Le ministère de l’Intérieur et de la Sécurité publique a annoncé la fin des contrats de 312 policiers adjoints volontaires (PAV), recrutés en 2021 dans le cadre de la première cohorte de la septième génération. Ces jeunes, engagés comme personnel de soutien à la police nationale, ne verront pas leurs contrats renouvelés. La décision, prise par le ministre de l’Intérieur, le général Jean Baptiste Tine, est actée par l’arrêté n°000264 en date du 28 mars 2025.
Selon un communiqué transmis par la Division communication de la Direction générale de la Police nationale (DGPN), cette mesure s’inscrit dans le respect de l’article 4 du décret encadrant le statut des PAV, qui fixe leur durée de contrat à quatre ans. Le ministère a salué l’engagement et le professionnalisme de ces agents. « Le ministre de l’Intérieur tient à remercier la première cohorte des PAV pour ses bons et loyaux services », précise le document.
Un contexte social tendu
Cette annonce survient dans un climat social marqué par une montée des revendications. Le Rassemblement des travailleurs du Sénégal (RTS), regroupant des employés de structures publiques telles que le Port autonome de Dakar, le FONGIP, Dakar Dem Dikk, ou encore la Caisse de dépôt et consignation, prévoit une mobilisation d’envergure ce vendredi 11 avril 2025 à partir de 15h à Dakar.

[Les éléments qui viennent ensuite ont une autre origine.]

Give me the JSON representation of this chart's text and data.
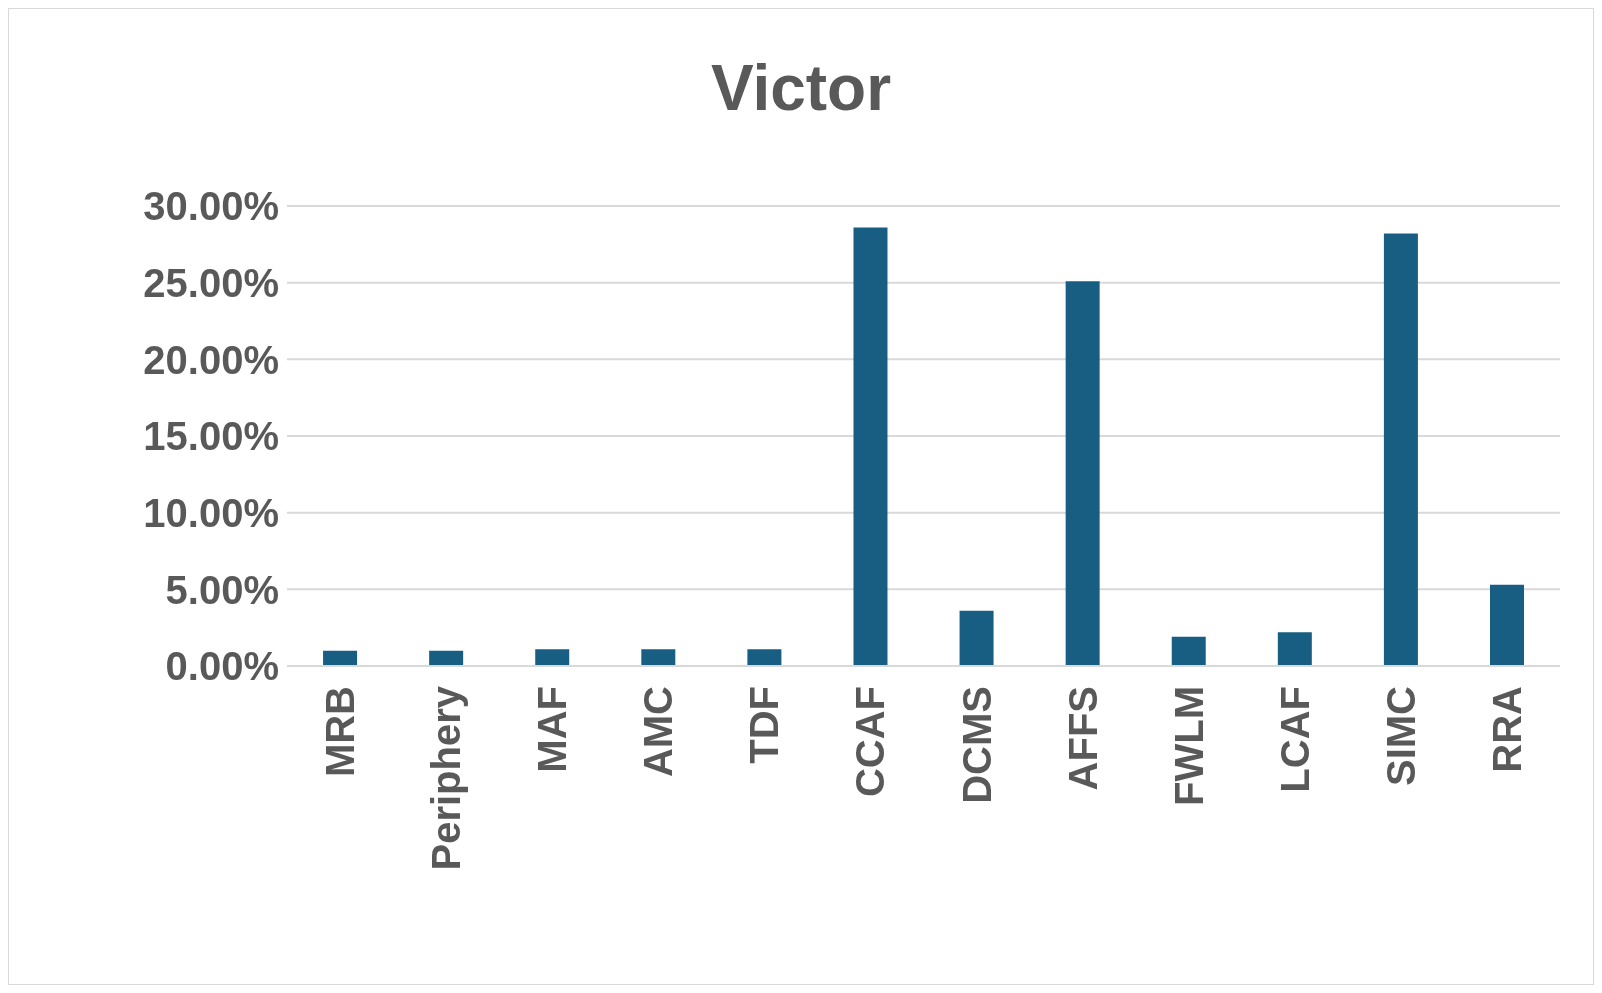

Ces travailleurs, réunis en collectif, dénoncent des « licenciements abusifs » ainsi que des « recrutements sélectifs » dans les administrations publiques. Une demande d’autorisation de manifester a été introduite auprès des autorités compétentes. Si la réponse est attendue pour demain, les organisateurs préviennent qu’ils descendront dans la rue, vêtus de rouge, quel que soit le verdict des autorités.

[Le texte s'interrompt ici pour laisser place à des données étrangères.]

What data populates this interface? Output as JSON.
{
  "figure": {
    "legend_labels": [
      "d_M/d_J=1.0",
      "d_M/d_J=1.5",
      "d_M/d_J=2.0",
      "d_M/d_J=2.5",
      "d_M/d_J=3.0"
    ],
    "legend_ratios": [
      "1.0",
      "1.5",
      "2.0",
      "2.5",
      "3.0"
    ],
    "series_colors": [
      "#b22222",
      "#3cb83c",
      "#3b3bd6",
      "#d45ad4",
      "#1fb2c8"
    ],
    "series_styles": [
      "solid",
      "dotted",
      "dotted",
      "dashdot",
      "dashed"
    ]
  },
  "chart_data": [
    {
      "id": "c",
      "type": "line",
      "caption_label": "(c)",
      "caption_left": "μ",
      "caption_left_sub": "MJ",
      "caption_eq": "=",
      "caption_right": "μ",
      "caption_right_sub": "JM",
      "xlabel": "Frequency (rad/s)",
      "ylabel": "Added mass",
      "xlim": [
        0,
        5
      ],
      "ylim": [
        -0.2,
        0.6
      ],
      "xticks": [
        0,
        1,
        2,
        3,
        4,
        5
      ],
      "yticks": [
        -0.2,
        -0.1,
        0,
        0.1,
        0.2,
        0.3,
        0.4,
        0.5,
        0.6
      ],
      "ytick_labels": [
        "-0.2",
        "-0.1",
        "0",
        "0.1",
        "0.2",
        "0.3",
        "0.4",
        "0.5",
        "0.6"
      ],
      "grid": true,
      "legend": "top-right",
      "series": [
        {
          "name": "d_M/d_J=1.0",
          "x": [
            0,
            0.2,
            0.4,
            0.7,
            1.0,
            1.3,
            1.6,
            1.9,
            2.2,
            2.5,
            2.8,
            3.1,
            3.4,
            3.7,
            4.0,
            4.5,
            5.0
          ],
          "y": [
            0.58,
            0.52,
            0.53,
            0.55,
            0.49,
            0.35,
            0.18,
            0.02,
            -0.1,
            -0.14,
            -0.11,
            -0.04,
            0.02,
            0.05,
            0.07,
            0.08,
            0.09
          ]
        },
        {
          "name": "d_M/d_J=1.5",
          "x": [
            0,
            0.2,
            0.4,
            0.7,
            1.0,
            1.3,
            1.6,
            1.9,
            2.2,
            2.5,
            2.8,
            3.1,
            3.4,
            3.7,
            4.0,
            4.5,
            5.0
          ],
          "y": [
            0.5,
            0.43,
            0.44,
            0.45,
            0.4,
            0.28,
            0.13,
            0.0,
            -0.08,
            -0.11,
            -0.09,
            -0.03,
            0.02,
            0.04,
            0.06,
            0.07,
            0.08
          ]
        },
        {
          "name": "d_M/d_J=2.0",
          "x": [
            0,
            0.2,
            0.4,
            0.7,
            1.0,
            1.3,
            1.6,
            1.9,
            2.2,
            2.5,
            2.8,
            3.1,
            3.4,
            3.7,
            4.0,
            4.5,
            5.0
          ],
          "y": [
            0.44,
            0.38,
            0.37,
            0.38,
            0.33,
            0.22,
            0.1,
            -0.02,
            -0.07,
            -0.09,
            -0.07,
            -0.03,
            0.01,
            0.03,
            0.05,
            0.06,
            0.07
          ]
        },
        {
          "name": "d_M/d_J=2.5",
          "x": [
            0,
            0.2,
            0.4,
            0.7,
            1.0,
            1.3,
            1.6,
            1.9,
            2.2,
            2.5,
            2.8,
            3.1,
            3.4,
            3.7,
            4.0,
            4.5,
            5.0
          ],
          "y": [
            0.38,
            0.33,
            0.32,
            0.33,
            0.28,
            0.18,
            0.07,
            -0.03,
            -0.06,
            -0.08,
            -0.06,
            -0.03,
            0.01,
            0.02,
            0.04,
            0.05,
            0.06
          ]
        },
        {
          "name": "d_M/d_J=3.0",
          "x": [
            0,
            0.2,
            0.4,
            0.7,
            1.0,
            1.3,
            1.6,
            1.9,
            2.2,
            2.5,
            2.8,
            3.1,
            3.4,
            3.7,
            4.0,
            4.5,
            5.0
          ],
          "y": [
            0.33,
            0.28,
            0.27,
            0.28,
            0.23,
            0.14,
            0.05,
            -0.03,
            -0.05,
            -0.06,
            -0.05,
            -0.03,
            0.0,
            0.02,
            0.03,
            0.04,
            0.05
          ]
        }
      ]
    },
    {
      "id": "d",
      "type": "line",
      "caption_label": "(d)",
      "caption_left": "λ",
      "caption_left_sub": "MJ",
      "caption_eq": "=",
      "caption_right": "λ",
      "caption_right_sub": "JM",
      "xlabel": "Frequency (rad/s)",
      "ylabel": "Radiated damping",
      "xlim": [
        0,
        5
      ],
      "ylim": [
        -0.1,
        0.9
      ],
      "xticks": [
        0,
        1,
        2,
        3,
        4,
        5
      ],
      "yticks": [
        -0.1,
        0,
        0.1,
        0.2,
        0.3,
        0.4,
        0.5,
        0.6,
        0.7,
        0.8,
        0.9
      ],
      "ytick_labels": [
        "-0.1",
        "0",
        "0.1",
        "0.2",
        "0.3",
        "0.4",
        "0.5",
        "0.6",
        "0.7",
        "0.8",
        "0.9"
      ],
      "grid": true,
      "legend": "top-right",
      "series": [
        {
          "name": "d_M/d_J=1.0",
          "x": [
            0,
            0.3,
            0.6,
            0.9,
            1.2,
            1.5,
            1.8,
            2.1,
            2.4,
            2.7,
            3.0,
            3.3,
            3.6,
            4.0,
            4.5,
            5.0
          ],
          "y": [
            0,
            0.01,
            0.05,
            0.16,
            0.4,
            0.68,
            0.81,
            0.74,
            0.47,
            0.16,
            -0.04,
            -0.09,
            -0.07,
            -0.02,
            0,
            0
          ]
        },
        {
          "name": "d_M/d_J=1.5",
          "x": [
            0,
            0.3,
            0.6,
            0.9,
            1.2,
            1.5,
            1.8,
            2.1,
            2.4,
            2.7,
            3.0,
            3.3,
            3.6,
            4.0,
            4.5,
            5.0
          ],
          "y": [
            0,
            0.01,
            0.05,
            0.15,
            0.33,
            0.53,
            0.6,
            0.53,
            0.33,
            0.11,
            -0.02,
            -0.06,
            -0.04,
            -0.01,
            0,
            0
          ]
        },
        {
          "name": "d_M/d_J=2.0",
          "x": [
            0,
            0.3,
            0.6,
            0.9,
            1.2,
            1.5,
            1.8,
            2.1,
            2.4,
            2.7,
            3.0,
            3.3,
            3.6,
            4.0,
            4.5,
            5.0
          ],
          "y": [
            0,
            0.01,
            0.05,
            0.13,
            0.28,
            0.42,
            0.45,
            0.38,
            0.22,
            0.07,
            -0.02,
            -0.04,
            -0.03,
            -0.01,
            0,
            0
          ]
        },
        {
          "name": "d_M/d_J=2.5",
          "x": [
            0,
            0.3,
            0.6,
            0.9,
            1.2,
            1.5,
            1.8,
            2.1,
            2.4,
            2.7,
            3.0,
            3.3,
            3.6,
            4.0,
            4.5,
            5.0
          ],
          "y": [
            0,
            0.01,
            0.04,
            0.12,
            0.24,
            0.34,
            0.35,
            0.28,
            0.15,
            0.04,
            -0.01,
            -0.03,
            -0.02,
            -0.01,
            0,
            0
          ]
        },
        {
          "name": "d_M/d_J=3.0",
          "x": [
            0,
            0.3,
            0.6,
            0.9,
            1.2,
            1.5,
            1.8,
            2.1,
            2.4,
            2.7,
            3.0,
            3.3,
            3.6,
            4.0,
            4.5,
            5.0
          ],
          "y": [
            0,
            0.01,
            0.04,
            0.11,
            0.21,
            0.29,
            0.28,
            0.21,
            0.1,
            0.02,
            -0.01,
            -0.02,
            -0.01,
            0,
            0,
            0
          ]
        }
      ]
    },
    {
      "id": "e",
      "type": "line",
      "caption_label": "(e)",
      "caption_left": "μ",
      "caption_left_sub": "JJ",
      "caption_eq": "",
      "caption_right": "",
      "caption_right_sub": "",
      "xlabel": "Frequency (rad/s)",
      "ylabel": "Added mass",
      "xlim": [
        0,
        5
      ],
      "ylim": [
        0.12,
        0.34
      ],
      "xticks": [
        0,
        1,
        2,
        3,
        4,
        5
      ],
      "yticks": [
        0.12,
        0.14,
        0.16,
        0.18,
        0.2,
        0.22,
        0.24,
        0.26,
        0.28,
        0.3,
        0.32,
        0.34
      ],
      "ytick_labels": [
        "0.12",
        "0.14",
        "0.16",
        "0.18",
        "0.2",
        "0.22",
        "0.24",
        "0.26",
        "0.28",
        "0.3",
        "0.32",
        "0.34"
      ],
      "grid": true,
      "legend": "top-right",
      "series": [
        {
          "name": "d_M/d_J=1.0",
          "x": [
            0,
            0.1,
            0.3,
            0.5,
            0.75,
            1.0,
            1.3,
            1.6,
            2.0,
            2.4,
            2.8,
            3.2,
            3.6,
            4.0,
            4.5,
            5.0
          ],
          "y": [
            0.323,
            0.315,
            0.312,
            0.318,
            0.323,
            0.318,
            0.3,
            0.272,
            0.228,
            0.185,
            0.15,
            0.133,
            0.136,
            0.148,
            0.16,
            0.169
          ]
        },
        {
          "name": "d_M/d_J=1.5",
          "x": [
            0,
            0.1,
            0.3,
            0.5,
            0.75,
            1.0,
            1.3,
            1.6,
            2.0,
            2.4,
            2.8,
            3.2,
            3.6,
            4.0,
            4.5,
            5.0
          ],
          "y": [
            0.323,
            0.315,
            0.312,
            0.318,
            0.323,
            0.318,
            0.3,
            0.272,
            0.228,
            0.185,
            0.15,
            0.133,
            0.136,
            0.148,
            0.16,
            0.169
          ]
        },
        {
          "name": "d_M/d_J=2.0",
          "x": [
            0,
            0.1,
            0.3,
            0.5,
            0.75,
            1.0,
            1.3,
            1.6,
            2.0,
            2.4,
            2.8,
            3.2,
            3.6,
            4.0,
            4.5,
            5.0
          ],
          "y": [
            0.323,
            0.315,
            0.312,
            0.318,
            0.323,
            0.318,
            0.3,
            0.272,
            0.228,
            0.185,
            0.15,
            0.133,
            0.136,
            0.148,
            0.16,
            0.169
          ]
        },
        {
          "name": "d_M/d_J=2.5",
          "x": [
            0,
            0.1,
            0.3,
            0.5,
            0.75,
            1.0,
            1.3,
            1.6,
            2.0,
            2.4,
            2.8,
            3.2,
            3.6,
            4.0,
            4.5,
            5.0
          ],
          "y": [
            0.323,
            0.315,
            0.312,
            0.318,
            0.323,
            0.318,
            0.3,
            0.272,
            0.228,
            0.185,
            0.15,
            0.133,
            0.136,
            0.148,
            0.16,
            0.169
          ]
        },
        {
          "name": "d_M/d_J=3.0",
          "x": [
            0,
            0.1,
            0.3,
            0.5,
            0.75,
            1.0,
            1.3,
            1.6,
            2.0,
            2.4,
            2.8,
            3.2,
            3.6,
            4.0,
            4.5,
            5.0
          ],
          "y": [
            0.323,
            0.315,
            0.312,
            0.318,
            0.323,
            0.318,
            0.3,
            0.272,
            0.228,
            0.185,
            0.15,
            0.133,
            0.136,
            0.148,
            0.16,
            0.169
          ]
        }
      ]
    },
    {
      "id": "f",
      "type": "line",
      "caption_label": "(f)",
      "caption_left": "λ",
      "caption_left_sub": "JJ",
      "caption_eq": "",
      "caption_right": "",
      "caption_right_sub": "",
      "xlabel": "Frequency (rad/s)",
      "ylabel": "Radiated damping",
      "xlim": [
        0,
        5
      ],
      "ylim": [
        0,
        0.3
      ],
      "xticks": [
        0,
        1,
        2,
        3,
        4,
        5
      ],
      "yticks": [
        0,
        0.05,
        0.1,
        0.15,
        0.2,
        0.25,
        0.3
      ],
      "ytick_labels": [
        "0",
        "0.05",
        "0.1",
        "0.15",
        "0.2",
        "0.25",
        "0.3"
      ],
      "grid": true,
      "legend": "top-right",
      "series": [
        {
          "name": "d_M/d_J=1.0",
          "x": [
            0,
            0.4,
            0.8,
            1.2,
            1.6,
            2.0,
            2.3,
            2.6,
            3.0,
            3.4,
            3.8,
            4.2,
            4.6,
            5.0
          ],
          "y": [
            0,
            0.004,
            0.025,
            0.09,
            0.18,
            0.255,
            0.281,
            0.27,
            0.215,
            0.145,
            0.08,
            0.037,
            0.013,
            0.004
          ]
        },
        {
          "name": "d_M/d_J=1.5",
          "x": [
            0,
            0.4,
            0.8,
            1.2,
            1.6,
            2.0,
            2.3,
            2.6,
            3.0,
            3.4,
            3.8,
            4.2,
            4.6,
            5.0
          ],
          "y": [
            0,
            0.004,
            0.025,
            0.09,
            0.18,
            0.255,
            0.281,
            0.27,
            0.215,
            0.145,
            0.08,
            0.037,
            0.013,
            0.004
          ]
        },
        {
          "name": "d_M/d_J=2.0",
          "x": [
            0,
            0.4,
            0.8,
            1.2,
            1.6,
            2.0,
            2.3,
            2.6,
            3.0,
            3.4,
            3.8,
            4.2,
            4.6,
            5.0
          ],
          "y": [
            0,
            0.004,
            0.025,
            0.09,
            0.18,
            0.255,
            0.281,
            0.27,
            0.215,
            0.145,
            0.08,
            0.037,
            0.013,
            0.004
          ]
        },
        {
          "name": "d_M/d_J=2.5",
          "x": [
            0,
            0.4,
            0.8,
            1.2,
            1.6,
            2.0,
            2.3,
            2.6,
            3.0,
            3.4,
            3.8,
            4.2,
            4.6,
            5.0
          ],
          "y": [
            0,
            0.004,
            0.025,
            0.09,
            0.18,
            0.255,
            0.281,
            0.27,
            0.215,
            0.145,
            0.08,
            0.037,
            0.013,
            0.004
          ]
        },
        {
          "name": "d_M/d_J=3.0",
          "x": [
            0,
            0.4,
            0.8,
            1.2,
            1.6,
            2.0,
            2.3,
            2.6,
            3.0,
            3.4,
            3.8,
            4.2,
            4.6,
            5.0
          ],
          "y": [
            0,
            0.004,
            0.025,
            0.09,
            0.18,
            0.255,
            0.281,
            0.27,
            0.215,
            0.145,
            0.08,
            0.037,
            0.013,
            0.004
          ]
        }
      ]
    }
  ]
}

La coïncidence entre la fin des contrats des PAV et la grogne sociale portée par le RTS alimente les critiques sur la gestion de l’emploi public. Certains observateurs s’interrogent déjà sur l’impact de ces décisions sur la sécurité et la stabilité sociale, dans un contexte où le chômage des jeunes demeure un enjeu majeur.
Alors que le gouvernement affirme agir dans le cadre légal, les mouvements syndicaux appellent à davantage de transparence et d’équité dans les politiques de recrutement et de gestion du personnel de l’État. Une confrontation semble inévitable si un dialogue apaisé n’est pas rapidement engagé.